One more element of gratitude practice, but by far not the last, is to recognize our privileges. Yes, traffic is a bear. But we have a working car. Or maybe we don’t have a working car, but there is a public transportation system. How much organization and work must go into even the least efficient and effective system, much less the really good ones in big cities? And if there is no public transportation, we have legs that can propel us from place to place! And if even our legs fail us, perhaps we have a cane, a walker, or a wheelchair.
It’s incredibly hard to have wonder, appreciation, surprise, and recognize our privileges, though, in the hard times. The best story of gratitude during hardship I’ve ever heard is in The Hiding Place by Corrie Ten Boom. She and her sister, Betsie, were Dutch women who hid Jewish families in their home during the Holocaust. They were eventually caught, arrested, and sent to a concentration camp. During their time there, they lived in a barracks infested with fleas. It was awful. Corrie did not know how she was going to get through it.
Her sister, Betsie, quoted Paul in First Thessalonians: “give thanks in all circumstances,’ and they began to list the things they were thankful for. They were allowed to stay in the same barracks together. They were allowed to keep their Bible. Finally, Betsie prayed, “Thank you for the fleas.”
Corrie writes:
The fleas! This was too much. “Betsie, there’s no way even God can make me grateful for a flea.”
“Give thanks in all circumstances,” she quoted. It doesn’t say, “in pleasant circumstances.” Fleas are a part of this place where God has put us.
And so we stood between tiers of bunks and gave thanks for fleas. But this time I was sure Betsie was wrong.
During their time in the infested barracks Corrie and her sister found that, unlike their time in other barracks, they were able to lead two Bible services each day. No guard ever came to bother them. Corrie didn’t know why.
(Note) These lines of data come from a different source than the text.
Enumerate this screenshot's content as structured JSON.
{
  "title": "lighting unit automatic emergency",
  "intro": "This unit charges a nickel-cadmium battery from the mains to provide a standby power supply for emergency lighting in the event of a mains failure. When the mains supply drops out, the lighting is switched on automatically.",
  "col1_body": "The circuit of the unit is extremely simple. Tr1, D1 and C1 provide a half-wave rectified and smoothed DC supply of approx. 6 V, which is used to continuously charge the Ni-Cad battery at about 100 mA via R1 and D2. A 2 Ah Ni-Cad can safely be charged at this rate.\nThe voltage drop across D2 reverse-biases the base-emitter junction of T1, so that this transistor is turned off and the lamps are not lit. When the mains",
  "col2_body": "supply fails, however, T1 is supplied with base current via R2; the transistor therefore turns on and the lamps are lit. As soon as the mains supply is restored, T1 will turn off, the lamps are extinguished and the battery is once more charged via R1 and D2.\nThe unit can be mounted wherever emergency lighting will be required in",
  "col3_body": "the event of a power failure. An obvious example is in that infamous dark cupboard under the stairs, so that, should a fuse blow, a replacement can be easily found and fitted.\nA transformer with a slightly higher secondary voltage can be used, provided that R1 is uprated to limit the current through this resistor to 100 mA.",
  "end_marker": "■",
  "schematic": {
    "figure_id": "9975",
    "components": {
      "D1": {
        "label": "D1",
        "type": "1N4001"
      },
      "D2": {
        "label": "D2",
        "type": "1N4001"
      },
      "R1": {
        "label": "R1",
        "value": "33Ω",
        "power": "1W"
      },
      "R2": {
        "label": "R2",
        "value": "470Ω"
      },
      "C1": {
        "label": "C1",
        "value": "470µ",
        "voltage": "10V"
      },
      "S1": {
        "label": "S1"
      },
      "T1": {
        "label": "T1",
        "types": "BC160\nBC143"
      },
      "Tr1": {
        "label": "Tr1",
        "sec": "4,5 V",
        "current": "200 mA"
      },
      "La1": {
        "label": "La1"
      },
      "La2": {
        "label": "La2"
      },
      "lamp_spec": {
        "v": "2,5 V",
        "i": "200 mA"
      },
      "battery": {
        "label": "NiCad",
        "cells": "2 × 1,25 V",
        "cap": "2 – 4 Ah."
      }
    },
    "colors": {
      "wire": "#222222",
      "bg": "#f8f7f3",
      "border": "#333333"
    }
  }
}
A few weeks into their time there, Corrie writes that she came back from her work detail to find Betsie smiling. She asked her sister why she seemed so happy.
“You know, we’ve never understood why we had so much freedom in the big room,” she said. “Well—I’ve found out.”
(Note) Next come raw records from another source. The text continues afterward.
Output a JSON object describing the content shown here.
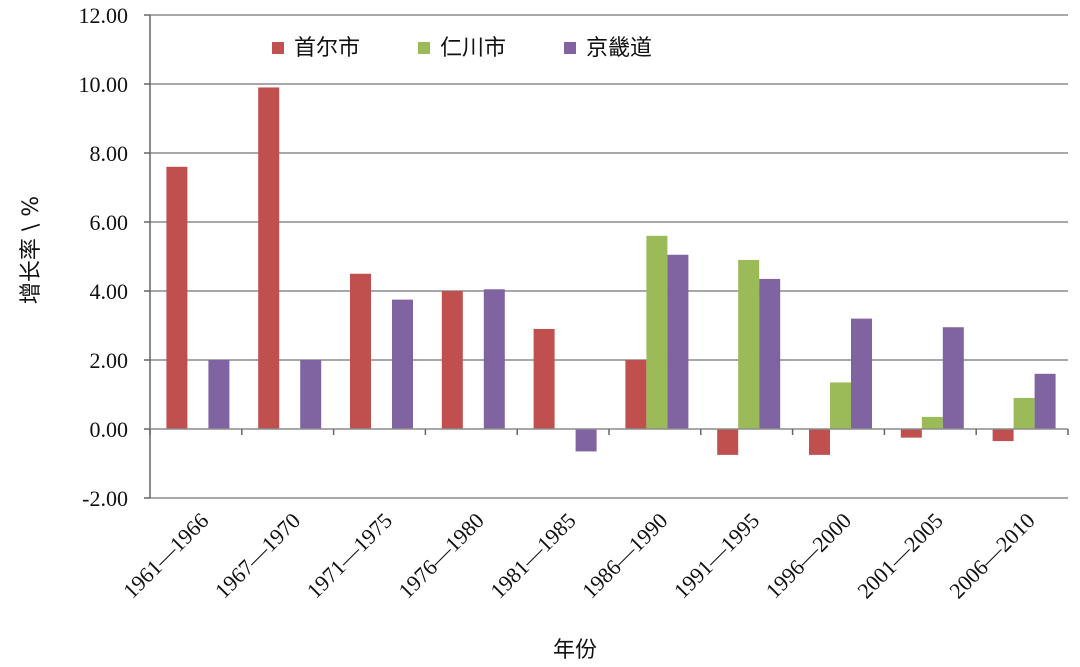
{
  "chart_data": {
    "type": "bar",
    "categories": [
      "1961—1966",
      "1967—1970",
      "1971—1975",
      "1976—1980",
      "1981—1985",
      "1986—1990",
      "1991—1995",
      "1996—2000",
      "2001—2005",
      "2006—2010"
    ],
    "series": [
      {
        "name": "首尔市",
        "color": "#C0504D",
        "values": [
          7.6,
          9.9,
          4.5,
          4.0,
          2.9,
          2.0,
          -0.75,
          -0.75,
          -0.25,
          -0.35
        ]
      },
      {
        "name": "仁川市",
        "color": "#9BBB59",
        "values": [
          null,
          null,
          null,
          null,
          null,
          5.6,
          4.9,
          1.35,
          0.35,
          0.9
        ]
      },
      {
        "name": "京畿道",
        "color": "#8064A2",
        "values": [
          2.0,
          2.0,
          3.75,
          4.05,
          -0.65,
          5.05,
          4.35,
          3.2,
          2.95,
          1.6
        ]
      }
    ],
    "yticks": [
      "12.00",
      "10.00",
      "8.00",
      "6.00",
      "4.00",
      "2.00",
      "0.00",
      "-2.00"
    ],
    "ylim": [
      -2,
      12
    ],
    "xlabel": "年份",
    "ylabel": "增长率 \\ %",
    "grid": true,
    "legend": "top"
  }
}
That afternoon, she said, there’d been confusion in her knitting group about sock sizes and they’d asked the supervisor to come and settle it.
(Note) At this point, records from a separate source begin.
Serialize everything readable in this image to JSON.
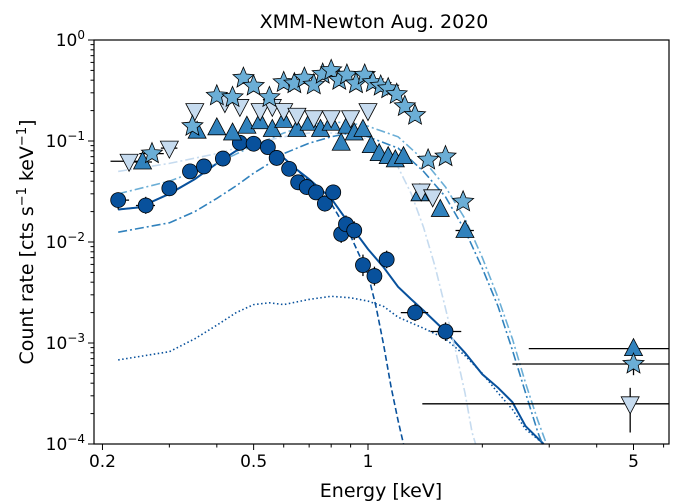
{
  "chart_data": {
    "type": "scatter",
    "title": "XMM-Newton Aug. 2020",
    "xlabel": "Energy [keV]",
    "ylabel_main": "Count rate [cts s",
    "ylabel_sup1": "−1",
    "ylabel_mid": " keV",
    "ylabel_sup2": "−1",
    "ylabel_end": "]",
    "x_scale": "log",
    "y_scale": "log",
    "xlim": [
      0.19,
      6.2
    ],
    "ylim": [
      0.0001,
      1.0
    ],
    "x_ticks": [
      {
        "value": 0.2,
        "label": "0.2"
      },
      {
        "value": 0.5,
        "label": "0.5"
      },
      {
        "value": 1,
        "label": "1"
      },
      {
        "value": 5,
        "label": "5"
      }
    ],
    "y_ticks": [
      {
        "value": 0.0001,
        "base": "10",
        "exp": "−4"
      },
      {
        "value": 0.001,
        "base": "10",
        "exp": "−3"
      },
      {
        "value": 0.01,
        "base": "10",
        "exp": "−2"
      },
      {
        "value": 0.1,
        "base": "10",
        "exp": "−1"
      },
      {
        "value": 1,
        "base": "10",
        "exp": "0"
      }
    ],
    "grid": false,
    "legend": "none",
    "series": [
      {
        "marker": "circle",
        "color": "#08519c",
        "points": [
          {
            "x": 0.22,
            "y": 0.026,
            "xlo": 0.21,
            "xhi": 0.235,
            "ylo": 0.021,
            "yhi": 0.031
          },
          {
            "x": 0.26,
            "y": 0.023,
            "xlo": 0.245,
            "xhi": 0.275,
            "ylo": 0.019,
            "yhi": 0.028
          },
          {
            "x": 0.3,
            "y": 0.034,
            "ylo": 0.029,
            "yhi": 0.04
          },
          {
            "x": 0.34,
            "y": 0.05,
            "ylo": 0.043,
            "yhi": 0.058
          },
          {
            "x": 0.37,
            "y": 0.056,
            "ylo": 0.049,
            "yhi": 0.064
          },
          {
            "x": 0.415,
            "y": 0.067,
            "ylo": 0.059,
            "yhi": 0.076
          },
          {
            "x": 0.46,
            "y": 0.096,
            "ylo": 0.085,
            "yhi": 0.108
          },
          {
            "x": 0.5,
            "y": 0.094,
            "ylo": 0.083,
            "yhi": 0.106
          },
          {
            "x": 0.545,
            "y": 0.087,
            "ylo": 0.077,
            "yhi": 0.098
          },
          {
            "x": 0.575,
            "y": 0.068,
            "ylo": 0.06,
            "yhi": 0.077
          },
          {
            "x": 0.62,
            "y": 0.053,
            "ylo": 0.046,
            "yhi": 0.061
          },
          {
            "x": 0.655,
            "y": 0.039,
            "ylo": 0.033,
            "yhi": 0.046
          },
          {
            "x": 0.69,
            "y": 0.035,
            "ylo": 0.03,
            "yhi": 0.041
          },
          {
            "x": 0.73,
            "y": 0.031,
            "ylo": 0.026,
            "yhi": 0.037
          },
          {
            "x": 0.77,
            "y": 0.024,
            "ylo": 0.02,
            "yhi": 0.029
          },
          {
            "x": 0.81,
            "y": 0.031,
            "ylo": 0.026,
            "yhi": 0.037
          },
          {
            "x": 0.85,
            "y": 0.012,
            "ylo": 0.0098,
            "yhi": 0.0148
          },
          {
            "x": 0.875,
            "y": 0.015,
            "ylo": 0.0123,
            "yhi": 0.0183
          },
          {
            "x": 0.92,
            "y": 0.013,
            "ylo": 0.0105,
            "yhi": 0.016
          },
          {
            "x": 0.97,
            "y": 0.0059,
            "ylo": 0.0046,
            "yhi": 0.0075
          },
          {
            "x": 1.04,
            "y": 0.0046,
            "ylo": 0.0037,
            "yhi": 0.0057
          },
          {
            "x": 1.12,
            "y": 0.0067,
            "ylo": 0.0055,
            "yhi": 0.0082
          },
          {
            "x": 1.33,
            "y": 0.002,
            "xlo": 1.22,
            "xhi": 1.44,
            "ylo": 0.00165,
            "yhi": 0.00245
          },
          {
            "x": 1.6,
            "y": 0.0013,
            "xlo": 1.46,
            "xhi": 1.76,
            "ylo": 0.00105,
            "yhi": 0.0016
          }
        ]
      },
      {
        "marker": "triangle-up",
        "color": "#3182bd",
        "points": [
          {
            "x": 0.255,
            "y": 0.062,
            "xlo": 0.24,
            "xhi": 0.27
          },
          {
            "x": 0.355,
            "y": 0.125
          },
          {
            "x": 0.4,
            "y": 0.135
          },
          {
            "x": 0.44,
            "y": 0.12
          },
          {
            "x": 0.48,
            "y": 0.14
          },
          {
            "x": 0.52,
            "y": 0.155
          },
          {
            "x": 0.56,
            "y": 0.13
          },
          {
            "x": 0.6,
            "y": 0.16
          },
          {
            "x": 0.65,
            "y": 0.13
          },
          {
            "x": 0.7,
            "y": 0.15
          },
          {
            "x": 0.75,
            "y": 0.13
          },
          {
            "x": 0.8,
            "y": 0.15
          },
          {
            "x": 0.85,
            "y": 0.095
          },
          {
            "x": 0.88,
            "y": 0.14
          },
          {
            "x": 0.92,
            "y": 0.12
          },
          {
            "x": 0.97,
            "y": 0.13
          },
          {
            "x": 1.02,
            "y": 0.09
          },
          {
            "x": 1.07,
            "y": 0.075
          },
          {
            "x": 1.13,
            "y": 0.07
          },
          {
            "x": 1.18,
            "y": 0.065
          },
          {
            "x": 1.24,
            "y": 0.07
          },
          {
            "x": 1.37,
            "y": 0.03
          },
          {
            "x": 1.55,
            "y": 0.021
          },
          {
            "x": 1.8,
            "y": 0.013,
            "xlo": 1.7,
            "xhi": 1.9
          },
          {
            "x": 5.0,
            "y": 0.00088,
            "xlo": 2.65,
            "xhi": 6.2,
            "ylo": 0.00072,
            "yhi": 0.00105
          }
        ]
      },
      {
        "marker": "triangle-down",
        "color": "#c6dbef",
        "points": [
          {
            "x": 0.235,
            "y": 0.063,
            "xlo": 0.21,
            "xhi": 0.255
          },
          {
            "x": 0.3,
            "y": 0.085,
            "xlo": 0.285,
            "xhi": 0.315
          },
          {
            "x": 0.35,
            "y": 0.2
          },
          {
            "x": 0.42,
            "y": 0.24
          },
          {
            "x": 0.46,
            "y": 0.22
          },
          {
            "x": 0.52,
            "y": 0.2
          },
          {
            "x": 0.56,
            "y": 0.22
          },
          {
            "x": 0.6,
            "y": 0.2
          },
          {
            "x": 0.65,
            "y": 0.18
          },
          {
            "x": 0.72,
            "y": 0.17
          },
          {
            "x": 0.8,
            "y": 0.17
          },
          {
            "x": 0.9,
            "y": 0.17
          },
          {
            "x": 1.0,
            "y": 0.2
          },
          {
            "x": 1.38,
            "y": 0.032
          },
          {
            "x": 1.48,
            "y": 0.028
          },
          {
            "x": 4.9,
            "y": 0.00025,
            "xlo": 1.39,
            "xhi": 6.2,
            "ylo": 0.00013,
            "yhi": 0.00036
          }
        ]
      },
      {
        "marker": "star",
        "color": "#6baed6",
        "points": [
          {
            "x": 0.27,
            "y": 0.075,
            "xlo": 0.25,
            "xhi": 0.29
          },
          {
            "x": 0.345,
            "y": 0.14
          },
          {
            "x": 0.4,
            "y": 0.28
          },
          {
            "x": 0.44,
            "y": 0.27
          },
          {
            "x": 0.47,
            "y": 0.42
          },
          {
            "x": 0.5,
            "y": 0.35
          },
          {
            "x": 0.55,
            "y": 0.27
          },
          {
            "x": 0.6,
            "y": 0.38
          },
          {
            "x": 0.64,
            "y": 0.37
          },
          {
            "x": 0.68,
            "y": 0.42
          },
          {
            "x": 0.72,
            "y": 0.36
          },
          {
            "x": 0.76,
            "y": 0.46
          },
          {
            "x": 0.8,
            "y": 0.5
          },
          {
            "x": 0.84,
            "y": 0.4
          },
          {
            "x": 0.88,
            "y": 0.45
          },
          {
            "x": 0.93,
            "y": 0.37
          },
          {
            "x": 0.98,
            "y": 0.45
          },
          {
            "x": 1.03,
            "y": 0.38
          },
          {
            "x": 1.08,
            "y": 0.35
          },
          {
            "x": 1.13,
            "y": 0.33
          },
          {
            "x": 1.19,
            "y": 0.29
          },
          {
            "x": 1.25,
            "y": 0.22
          },
          {
            "x": 1.33,
            "y": 0.18
          },
          {
            "x": 1.44,
            "y": 0.065
          },
          {
            "x": 1.6,
            "y": 0.07
          },
          {
            "x": 1.78,
            "y": 0.025
          },
          {
            "x": 5.0,
            "y": 0.00062,
            "xlo": 2.4,
            "xhi": 6.2,
            "ylo": 0.00048,
            "yhi": 0.00076
          }
        ]
      }
    ],
    "model_curves": [
      {
        "style": "solid",
        "color": "#08519c",
        "points": [
          [
            0.22,
            0.021
          ],
          [
            0.25,
            0.022
          ],
          [
            0.3,
            0.03
          ],
          [
            0.35,
            0.042
          ],
          [
            0.4,
            0.06
          ],
          [
            0.45,
            0.08
          ],
          [
            0.5,
            0.092
          ],
          [
            0.55,
            0.085
          ],
          [
            0.6,
            0.068
          ],
          [
            0.65,
            0.052
          ],
          [
            0.7,
            0.042
          ],
          [
            0.8,
            0.027
          ],
          [
            0.9,
            0.0145
          ],
          [
            1.0,
            0.0085
          ],
          [
            1.1,
            0.0056
          ],
          [
            1.2,
            0.0036
          ],
          [
            1.3,
            0.0027
          ],
          [
            1.4,
            0.0021
          ],
          [
            1.6,
            0.0013
          ],
          [
            1.8,
            0.0008
          ],
          [
            2.0,
            0.00049
          ],
          [
            2.2,
            0.00036
          ],
          [
            2.4,
            0.00026
          ],
          [
            2.6,
            0.00015
          ],
          [
            2.9,
            0.0001
          ]
        ]
      },
      {
        "style": "dashed",
        "color": "#08519c",
        "points": [
          [
            0.22,
            0.021
          ],
          [
            0.25,
            0.022
          ],
          [
            0.3,
            0.03
          ],
          [
            0.35,
            0.042
          ],
          [
            0.4,
            0.06
          ],
          [
            0.45,
            0.08
          ],
          [
            0.5,
            0.092
          ],
          [
            0.55,
            0.085
          ],
          [
            0.6,
            0.068
          ],
          [
            0.65,
            0.052
          ],
          [
            0.7,
            0.04
          ],
          [
            0.8,
            0.024
          ],
          [
            0.9,
            0.0115
          ],
          [
            1.0,
            0.0048
          ],
          [
            1.05,
            0.0023
          ],
          [
            1.1,
            0.00095
          ],
          [
            1.15,
            0.00037
          ],
          [
            1.2,
            0.00017
          ],
          [
            1.24,
            0.0001
          ]
        ]
      },
      {
        "style": "dotted",
        "color": "#08519c",
        "points": [
          [
            0.22,
            0.00068
          ],
          [
            0.3,
            0.00082
          ],
          [
            0.35,
            0.0011
          ],
          [
            0.4,
            0.0015
          ],
          [
            0.45,
            0.002
          ],
          [
            0.5,
            0.0024
          ],
          [
            0.55,
            0.0025
          ],
          [
            0.6,
            0.0024
          ],
          [
            0.7,
            0.0027
          ],
          [
            0.8,
            0.0029
          ],
          [
            0.9,
            0.0028
          ],
          [
            1.0,
            0.0026
          ],
          [
            1.1,
            0.0023
          ],
          [
            1.2,
            0.0018
          ],
          [
            1.4,
            0.0014
          ],
          [
            1.6,
            0.0011
          ],
          [
            1.8,
            0.00075
          ],
          [
            2.0,
            0.0005
          ],
          [
            2.2,
            0.00032
          ],
          [
            2.4,
            0.00022
          ],
          [
            2.6,
            0.00014
          ],
          [
            2.9,
            0.0001
          ]
        ]
      },
      {
        "style": "dashdot",
        "color": "#3182bd",
        "points": [
          [
            0.22,
            0.0125
          ],
          [
            0.3,
            0.0155
          ],
          [
            0.35,
            0.02
          ],
          [
            0.4,
            0.027
          ],
          [
            0.45,
            0.036
          ],
          [
            0.5,
            0.048
          ],
          [
            0.55,
            0.06
          ],
          [
            0.6,
            0.075
          ],
          [
            0.7,
            0.095
          ],
          [
            0.8,
            0.11
          ],
          [
            0.9,
            0.12
          ],
          [
            1.0,
            0.11
          ],
          [
            1.2,
            0.085
          ],
          [
            1.4,
            0.05
          ],
          [
            1.6,
            0.028
          ],
          [
            1.8,
            0.013
          ],
          [
            2.0,
            0.0055
          ],
          [
            2.2,
            0.0023
          ],
          [
            2.4,
            0.00085
          ],
          [
            2.6,
            0.00032
          ],
          [
            2.8,
            0.00013
          ],
          [
            2.88,
            0.0001
          ]
        ]
      },
      {
        "style": "dashdot",
        "color": "#6baed6",
        "points": [
          [
            0.22,
            0.03
          ],
          [
            0.3,
            0.04
          ],
          [
            0.4,
            0.06
          ],
          [
            0.5,
            0.09
          ],
          [
            0.6,
            0.12
          ],
          [
            0.7,
            0.145
          ],
          [
            0.8,
            0.155
          ],
          [
            0.9,
            0.15
          ],
          [
            1.0,
            0.14
          ],
          [
            1.2,
            0.11
          ],
          [
            1.4,
            0.065
          ],
          [
            1.6,
            0.035
          ],
          [
            1.8,
            0.017
          ],
          [
            2.0,
            0.007
          ],
          [
            2.2,
            0.0028
          ],
          [
            2.4,
            0.0011
          ],
          [
            2.6,
            0.0004
          ],
          [
            2.8,
            0.00017
          ],
          [
            2.95,
            0.0001
          ]
        ]
      },
      {
        "style": "dashdot",
        "color": "#c6dbef",
        "points": [
          [
            0.22,
            0.05
          ],
          [
            0.3,
            0.06
          ],
          [
            0.4,
            0.075
          ],
          [
            0.5,
            0.095
          ],
          [
            0.6,
            0.11
          ],
          [
            0.7,
            0.12
          ],
          [
            0.8,
            0.12
          ],
          [
            0.9,
            0.115
          ],
          [
            1.0,
            0.105
          ],
          [
            1.1,
            0.08
          ],
          [
            1.2,
            0.055
          ],
          [
            1.3,
            0.03
          ],
          [
            1.4,
            0.014
          ],
          [
            1.5,
            0.0058
          ],
          [
            1.6,
            0.0022
          ],
          [
            1.7,
            0.00085
          ],
          [
            1.8,
            0.00032
          ],
          [
            1.88,
            0.00013
          ],
          [
            1.92,
            0.0001
          ]
        ]
      }
    ]
  }
}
“But she wouldn’t. She wouldn’t step through the door and neither would the guards. And you know why?”
Betsie could not keep the triumph from her voice. “Because of the fleas! That’s what she said, ‘That place is crawling with fleas!'”
My mind rushed back to our first night in this place. I remembered Betsie’s bowed head, remembered her thanks to God for his creatures I could see no use for.’
Not only did the guards refusal to enter the infested barracks mean that Corrie and Betsie could lead more bible studies, it also meant that the prisoners, while in the barracks, experienced less torture, harassment, and assault than women in other barracks.
Thus, as we head into Thanksgiving week, I won’t just focus on gratitude for my blessings. I’m going to look at the fleas in my life, and see if I can be thankful for those, too. I’m going to try not to let the weight of life’s big, little, national, and global crises get in the way of living a life of gratitude. I must learn that I don’t have to be grateful for situations to be grateful in situations. Sometimes, the best I can do is find the small ways to be thankful despite them. Chances are, doing so will only give me more to be grateful for.